Statewide runoff turnout stands at 4.4% of registered voters – slightly more than one out of every 25 – as of the end of the early voting period, according to preliminary data reported to the Secretary of State’s office. Just over 750K people have voted early so far, 465K (2.7% of RVs) in the Republican runoff and 291K (1.7%) in the Democratic runoff.
Unlike primaries, which occur across the state in every precinct and at multiple levels of government, runoffs are “lumpy.” Unless there is a statewide office on the runoff ballot, many voters may not live in a county or district with an office on their preferred party’s runoff ballot. Turnout is much easier to determine when there is a statewide race on the ballot – total number of votes cast in that race – than where is not. Absent a statewide runoff, turnout has to be calculated based on county-level race data, which are not always available because the Secretary of State does not collect or publish county office results. Fortunately, statewide offices are on the ballot for both parties this year for the first time since 2016.
Combined turnout already exceeds that election. Statewide, just under 4% of RVs cast ballots in the 2016 runoffs. This year’s turnout percentage also exceeds the 2006 runoffs, when combined turnout was just south of 3% of RVs. Election Day voters could push statewide turnout ahead of other “recent” years when both parties had statewide races: 2014 (7.0%), 2002 (6.9%) and 1996 (7.4%).
Absent an unusually strong Election Day surge, combined turnout will fall short of 10% of RVs. Since 1994, combined turnout has exceeded 10% just once (2012).
The raw number of Republican voters is already the third highest in state history for a statewide runoff, trailing only 2012 (1.11M) and 2014 (753K). We estimated that around 610K people voted in the 2020 Republican runoff based on a combination of state- and county-level data, and this would have been the third highest in state history had there been a statewide election.

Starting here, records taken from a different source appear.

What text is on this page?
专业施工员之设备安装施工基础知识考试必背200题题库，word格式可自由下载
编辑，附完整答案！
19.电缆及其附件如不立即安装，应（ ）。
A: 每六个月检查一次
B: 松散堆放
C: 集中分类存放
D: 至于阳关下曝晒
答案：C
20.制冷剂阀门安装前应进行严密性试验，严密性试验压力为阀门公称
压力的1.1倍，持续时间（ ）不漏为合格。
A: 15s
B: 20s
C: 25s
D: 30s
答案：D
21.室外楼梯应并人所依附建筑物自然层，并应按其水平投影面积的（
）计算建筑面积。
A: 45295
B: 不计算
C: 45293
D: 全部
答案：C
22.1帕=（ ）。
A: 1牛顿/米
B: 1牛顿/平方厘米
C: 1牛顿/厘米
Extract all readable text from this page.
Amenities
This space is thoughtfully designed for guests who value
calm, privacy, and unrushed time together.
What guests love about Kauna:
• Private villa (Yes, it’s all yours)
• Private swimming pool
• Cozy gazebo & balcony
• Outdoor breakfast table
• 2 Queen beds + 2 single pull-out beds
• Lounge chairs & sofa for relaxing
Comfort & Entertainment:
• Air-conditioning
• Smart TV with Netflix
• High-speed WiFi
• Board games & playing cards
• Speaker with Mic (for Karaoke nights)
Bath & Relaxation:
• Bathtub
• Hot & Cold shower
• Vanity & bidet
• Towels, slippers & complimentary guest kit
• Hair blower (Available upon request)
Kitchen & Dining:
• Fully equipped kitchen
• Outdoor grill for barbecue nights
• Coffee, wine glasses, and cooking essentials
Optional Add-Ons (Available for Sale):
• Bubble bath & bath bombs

The raw number of Democratic voters already exceeds the total number of people who voted in each of the 2006, 2008, 2012, 2014 and 2016 statewide runoffs.
It is likely that more than 1M Texans will vote in the runoffs for the 10th time in state history but just the third time combining statewide Republican and Democratic races. Six other times, more than 1M people voted in the Democratic runoff alone, and as noted, the figure was reached in 2020 because of combined county turnout in the Republican runoff.
Runoff turnout is typically influenced most by local races, and this year has been no exception. Early voting turnout exceeds 9% in a party’s primary in 26 of the state’s 254 counties. A runoff for county judge and/or another countywide office is taking place in 19 of those 26 counties (73%). In eight of those 19 counties, a runoff for at least one districted county office is also on the ballot with at least one countywide office. In another six counties, at least one districted county office is on the ballot but no countywide office (23%).
Of the 26, only Stephens Co. voters had no county offices on their runoff ballot. Voters instead may be focused on the HD60 runoff between Rep. Glenn Rogers (R-Graford) and Mike Olcott. In the March primary, Rogers defeated Olcott, 75%-19%, there. Just six other counties out of the 26 have a significant legislative or congressional runoff on the ballot.
SD27 open (Lean D): Rep. Alex Dominguez (D-Brownsville), who finished third in the primary with 25% of the vote, endorsed Sara Stapleton-Barrera (D) in the runoff over Morgan LaMantia.
HD93 open (Likely R): Lt. Gov. Dan Patrick (R) endorsed Nate Schatzline (R) in the runoff over Laura Hill, putting him at odds in this race with Gov. Greg Abbott (R) and Speaker Dade Phelan (R-Beaumont).